Venafi Kubernetes Agent
"The agent" manages your machine identities across Cloud Native Kubernetes and OpenShift environments and builds a detailed view of the enterprise security posture.
Installation
Please review the documentation for the agent.
Detailed installation instructions are available for a variety of methods.
Local Execution
To build and run a version from master:
go run main.go agent --agent-config-file ./path/to/agent/config/file.yaml -p 0h1m0s
You can configure the agent to perform one data gathering loop and output the data to a local file:
go run . agent \
--agent-config-file examples/one-shot-secret.yaml \
--one-shot \
--output-path output.json
Some examples of agent configuration files:
You might also want to run a local echo server to monitor requests sent by the agent:
go run main.go echo
Metrics
The agent exposes its metrics through a Prometheus server, on port 8081.

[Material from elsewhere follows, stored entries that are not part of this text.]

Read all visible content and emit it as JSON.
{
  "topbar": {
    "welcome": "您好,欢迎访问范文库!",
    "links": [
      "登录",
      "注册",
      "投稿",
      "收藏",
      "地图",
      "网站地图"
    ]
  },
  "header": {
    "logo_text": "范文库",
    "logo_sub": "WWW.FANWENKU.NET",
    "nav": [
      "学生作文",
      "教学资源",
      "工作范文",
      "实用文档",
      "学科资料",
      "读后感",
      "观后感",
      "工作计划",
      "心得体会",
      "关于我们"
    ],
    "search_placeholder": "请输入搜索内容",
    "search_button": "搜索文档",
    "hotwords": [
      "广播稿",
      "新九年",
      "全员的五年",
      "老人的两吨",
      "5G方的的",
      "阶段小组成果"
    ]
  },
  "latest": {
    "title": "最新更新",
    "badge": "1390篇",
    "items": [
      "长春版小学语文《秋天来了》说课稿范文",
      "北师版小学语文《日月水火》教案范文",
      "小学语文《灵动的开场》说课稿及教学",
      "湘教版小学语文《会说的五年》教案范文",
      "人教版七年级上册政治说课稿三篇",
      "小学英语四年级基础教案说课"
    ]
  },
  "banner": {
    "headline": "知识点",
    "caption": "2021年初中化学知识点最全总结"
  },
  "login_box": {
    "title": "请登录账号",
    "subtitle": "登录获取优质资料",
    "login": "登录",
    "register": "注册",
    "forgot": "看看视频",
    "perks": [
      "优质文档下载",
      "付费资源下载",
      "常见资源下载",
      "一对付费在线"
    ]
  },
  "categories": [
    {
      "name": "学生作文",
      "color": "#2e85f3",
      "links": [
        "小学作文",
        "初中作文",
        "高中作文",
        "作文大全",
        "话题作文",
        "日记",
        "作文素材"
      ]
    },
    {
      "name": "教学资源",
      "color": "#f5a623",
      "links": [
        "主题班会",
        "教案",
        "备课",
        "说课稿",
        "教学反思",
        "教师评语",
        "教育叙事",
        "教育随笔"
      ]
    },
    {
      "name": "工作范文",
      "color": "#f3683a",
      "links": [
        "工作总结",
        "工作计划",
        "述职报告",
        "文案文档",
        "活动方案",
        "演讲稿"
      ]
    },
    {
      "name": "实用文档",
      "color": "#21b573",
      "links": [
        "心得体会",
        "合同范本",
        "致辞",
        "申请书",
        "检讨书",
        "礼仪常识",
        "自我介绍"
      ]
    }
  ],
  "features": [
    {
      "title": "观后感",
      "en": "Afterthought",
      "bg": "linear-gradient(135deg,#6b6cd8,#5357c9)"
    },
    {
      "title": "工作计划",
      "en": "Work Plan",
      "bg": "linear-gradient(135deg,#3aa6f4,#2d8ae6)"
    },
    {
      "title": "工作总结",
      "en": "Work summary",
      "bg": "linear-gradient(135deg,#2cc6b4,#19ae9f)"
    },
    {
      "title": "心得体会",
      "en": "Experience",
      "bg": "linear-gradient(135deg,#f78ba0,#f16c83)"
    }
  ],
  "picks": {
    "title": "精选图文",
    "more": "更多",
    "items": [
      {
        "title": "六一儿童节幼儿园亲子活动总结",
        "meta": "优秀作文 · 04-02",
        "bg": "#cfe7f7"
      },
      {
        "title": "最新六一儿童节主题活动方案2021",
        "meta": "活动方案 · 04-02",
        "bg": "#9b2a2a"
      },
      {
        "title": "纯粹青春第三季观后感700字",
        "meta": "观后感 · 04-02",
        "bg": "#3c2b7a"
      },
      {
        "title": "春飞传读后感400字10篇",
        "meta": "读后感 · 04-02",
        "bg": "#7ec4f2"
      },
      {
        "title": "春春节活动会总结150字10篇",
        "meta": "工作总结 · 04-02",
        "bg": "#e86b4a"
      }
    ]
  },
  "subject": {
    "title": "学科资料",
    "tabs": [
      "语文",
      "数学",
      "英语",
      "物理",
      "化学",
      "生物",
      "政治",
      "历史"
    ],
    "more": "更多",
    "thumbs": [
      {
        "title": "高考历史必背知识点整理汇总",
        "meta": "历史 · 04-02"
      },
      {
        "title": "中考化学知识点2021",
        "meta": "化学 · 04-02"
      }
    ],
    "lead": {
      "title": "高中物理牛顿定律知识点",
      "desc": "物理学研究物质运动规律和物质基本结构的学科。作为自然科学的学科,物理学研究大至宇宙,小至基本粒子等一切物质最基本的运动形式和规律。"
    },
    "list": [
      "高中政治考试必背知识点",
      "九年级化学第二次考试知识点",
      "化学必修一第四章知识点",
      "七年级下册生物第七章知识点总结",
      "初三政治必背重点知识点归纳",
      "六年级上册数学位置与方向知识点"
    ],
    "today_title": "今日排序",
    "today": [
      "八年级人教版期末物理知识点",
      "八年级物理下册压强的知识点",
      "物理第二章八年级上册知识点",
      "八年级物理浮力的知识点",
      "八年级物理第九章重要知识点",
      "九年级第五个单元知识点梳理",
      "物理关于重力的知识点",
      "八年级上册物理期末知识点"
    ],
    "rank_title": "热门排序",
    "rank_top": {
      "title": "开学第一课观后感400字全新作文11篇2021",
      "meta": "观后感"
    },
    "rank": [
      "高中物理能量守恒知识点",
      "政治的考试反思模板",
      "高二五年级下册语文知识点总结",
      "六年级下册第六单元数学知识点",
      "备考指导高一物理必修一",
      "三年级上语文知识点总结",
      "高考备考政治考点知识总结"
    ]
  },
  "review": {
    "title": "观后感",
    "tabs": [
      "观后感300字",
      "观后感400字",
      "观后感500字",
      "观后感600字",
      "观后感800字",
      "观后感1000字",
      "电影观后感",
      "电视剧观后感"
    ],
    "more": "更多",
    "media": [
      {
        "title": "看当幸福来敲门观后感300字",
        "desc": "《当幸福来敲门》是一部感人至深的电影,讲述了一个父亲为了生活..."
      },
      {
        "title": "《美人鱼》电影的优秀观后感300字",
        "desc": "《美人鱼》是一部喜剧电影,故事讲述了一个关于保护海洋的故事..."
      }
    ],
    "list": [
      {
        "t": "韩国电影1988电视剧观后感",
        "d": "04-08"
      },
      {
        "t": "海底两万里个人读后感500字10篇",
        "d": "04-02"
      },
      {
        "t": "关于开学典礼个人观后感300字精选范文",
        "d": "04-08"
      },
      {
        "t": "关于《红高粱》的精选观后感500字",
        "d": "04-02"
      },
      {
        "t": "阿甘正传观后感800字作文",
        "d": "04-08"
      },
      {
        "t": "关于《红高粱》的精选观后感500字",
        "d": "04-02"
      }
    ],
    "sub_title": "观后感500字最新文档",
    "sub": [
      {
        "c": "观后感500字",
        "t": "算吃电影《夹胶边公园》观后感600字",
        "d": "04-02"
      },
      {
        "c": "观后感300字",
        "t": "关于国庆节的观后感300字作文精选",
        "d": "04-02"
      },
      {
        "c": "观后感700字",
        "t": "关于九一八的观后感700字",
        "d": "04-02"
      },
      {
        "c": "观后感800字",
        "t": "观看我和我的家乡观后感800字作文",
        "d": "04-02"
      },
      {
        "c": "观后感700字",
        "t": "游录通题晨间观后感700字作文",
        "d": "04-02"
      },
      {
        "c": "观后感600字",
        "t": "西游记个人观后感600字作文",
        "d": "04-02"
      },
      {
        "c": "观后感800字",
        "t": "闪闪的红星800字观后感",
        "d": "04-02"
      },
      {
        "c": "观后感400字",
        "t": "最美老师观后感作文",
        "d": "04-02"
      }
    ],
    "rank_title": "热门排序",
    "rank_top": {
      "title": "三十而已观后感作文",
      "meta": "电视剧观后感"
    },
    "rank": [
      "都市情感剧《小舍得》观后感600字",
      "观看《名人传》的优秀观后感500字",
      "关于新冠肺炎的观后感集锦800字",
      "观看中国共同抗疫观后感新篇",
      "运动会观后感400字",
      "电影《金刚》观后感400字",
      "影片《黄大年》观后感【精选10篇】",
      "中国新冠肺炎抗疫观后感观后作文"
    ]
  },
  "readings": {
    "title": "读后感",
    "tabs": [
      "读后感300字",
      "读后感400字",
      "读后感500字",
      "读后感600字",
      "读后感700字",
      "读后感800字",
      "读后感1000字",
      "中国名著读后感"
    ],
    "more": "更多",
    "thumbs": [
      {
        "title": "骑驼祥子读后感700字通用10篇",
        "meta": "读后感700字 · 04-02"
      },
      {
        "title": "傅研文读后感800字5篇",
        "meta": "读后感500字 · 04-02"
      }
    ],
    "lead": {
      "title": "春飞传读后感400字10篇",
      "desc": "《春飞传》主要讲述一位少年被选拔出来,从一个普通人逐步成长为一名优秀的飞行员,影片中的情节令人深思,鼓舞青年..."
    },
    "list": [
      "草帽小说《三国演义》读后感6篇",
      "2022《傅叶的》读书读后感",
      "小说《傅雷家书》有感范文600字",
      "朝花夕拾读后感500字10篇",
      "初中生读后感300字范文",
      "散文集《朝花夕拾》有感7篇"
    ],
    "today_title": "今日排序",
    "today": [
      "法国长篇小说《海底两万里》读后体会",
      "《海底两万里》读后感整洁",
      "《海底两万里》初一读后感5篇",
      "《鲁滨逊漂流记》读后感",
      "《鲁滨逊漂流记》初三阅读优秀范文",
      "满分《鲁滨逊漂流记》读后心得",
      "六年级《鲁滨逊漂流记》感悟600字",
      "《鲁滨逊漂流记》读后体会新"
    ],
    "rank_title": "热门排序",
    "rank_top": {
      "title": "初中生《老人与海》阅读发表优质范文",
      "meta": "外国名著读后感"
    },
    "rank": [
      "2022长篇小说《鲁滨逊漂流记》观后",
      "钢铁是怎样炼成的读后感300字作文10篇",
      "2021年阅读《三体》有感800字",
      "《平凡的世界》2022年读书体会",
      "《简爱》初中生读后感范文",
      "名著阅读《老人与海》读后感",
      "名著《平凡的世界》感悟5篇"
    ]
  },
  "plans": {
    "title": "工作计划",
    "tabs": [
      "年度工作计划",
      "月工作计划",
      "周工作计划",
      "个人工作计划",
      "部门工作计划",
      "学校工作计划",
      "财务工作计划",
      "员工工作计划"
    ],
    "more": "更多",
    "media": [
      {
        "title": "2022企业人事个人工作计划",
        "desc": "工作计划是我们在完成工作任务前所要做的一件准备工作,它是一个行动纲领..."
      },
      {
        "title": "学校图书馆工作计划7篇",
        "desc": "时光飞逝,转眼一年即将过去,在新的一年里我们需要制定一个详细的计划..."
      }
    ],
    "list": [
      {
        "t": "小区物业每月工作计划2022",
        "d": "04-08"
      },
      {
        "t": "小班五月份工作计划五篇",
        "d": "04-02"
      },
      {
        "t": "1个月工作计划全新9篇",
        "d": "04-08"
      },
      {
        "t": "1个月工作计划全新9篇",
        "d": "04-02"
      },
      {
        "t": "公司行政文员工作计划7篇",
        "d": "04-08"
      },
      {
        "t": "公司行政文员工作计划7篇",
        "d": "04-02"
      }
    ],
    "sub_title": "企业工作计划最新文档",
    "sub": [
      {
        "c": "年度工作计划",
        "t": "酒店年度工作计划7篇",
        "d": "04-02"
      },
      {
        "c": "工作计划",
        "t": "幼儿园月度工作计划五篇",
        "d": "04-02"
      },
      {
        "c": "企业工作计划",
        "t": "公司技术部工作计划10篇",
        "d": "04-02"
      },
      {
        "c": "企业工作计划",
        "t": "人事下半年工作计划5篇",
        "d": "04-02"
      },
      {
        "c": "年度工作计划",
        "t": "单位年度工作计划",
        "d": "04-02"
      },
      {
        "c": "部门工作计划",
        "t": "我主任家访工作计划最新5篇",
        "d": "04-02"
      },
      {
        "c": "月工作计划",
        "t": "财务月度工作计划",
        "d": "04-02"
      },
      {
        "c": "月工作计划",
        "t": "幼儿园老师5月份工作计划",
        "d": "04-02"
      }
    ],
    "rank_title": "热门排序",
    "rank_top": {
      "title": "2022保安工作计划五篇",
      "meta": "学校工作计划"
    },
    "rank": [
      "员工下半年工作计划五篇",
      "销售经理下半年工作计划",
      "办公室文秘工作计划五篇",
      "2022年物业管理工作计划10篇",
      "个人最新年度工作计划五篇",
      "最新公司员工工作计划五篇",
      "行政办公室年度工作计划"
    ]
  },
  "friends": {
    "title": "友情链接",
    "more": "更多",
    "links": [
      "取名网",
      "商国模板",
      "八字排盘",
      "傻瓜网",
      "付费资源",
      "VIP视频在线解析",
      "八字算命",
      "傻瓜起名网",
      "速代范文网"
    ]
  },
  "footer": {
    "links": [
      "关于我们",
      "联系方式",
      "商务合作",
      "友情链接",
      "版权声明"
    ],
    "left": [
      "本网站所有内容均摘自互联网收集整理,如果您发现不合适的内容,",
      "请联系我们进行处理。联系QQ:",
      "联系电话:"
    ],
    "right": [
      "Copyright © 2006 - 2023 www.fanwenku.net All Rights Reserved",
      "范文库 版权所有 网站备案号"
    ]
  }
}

The Prometheus server is disabled by default but can be enabled by passing the --enable-metrics flag to the agent binary.
If you deploy the agent using the venafi-kubernetes-agent Helm chart, the metrics server will be enabled by default, on port 8081.
If you use the Prometheus Operator, you can use --set metrics.podmonitor.enabled=true to deploy a PodMonitor resource,
which will add the venafi-kubernetes-agent metrics to your Prometheus server.
The following metrics are collected:
- Go collector: via the default registry in Prometheus
client_golang. - Process collector: via the default registry in Prometheus
client_golang. - Agent metrics:
data_readings_upload_size: Data readings upload size (in bytes) sent by the in-cluster agent.
End to end testing
An end to end test script is available in the ./hack/e2e/test.sh directory. It is configured to run in CI
in the tests.yaml GitHub Actions workflow. To run the script you will need to add the test-e2e label to the PR.
The script creates a cluster in GKE and cleanups after itself unless the keep-e2e-cluster label is set on the PR. Adding that
label will leave the cluster running for further debugging but it will incur costs so manually delete the cluster when done.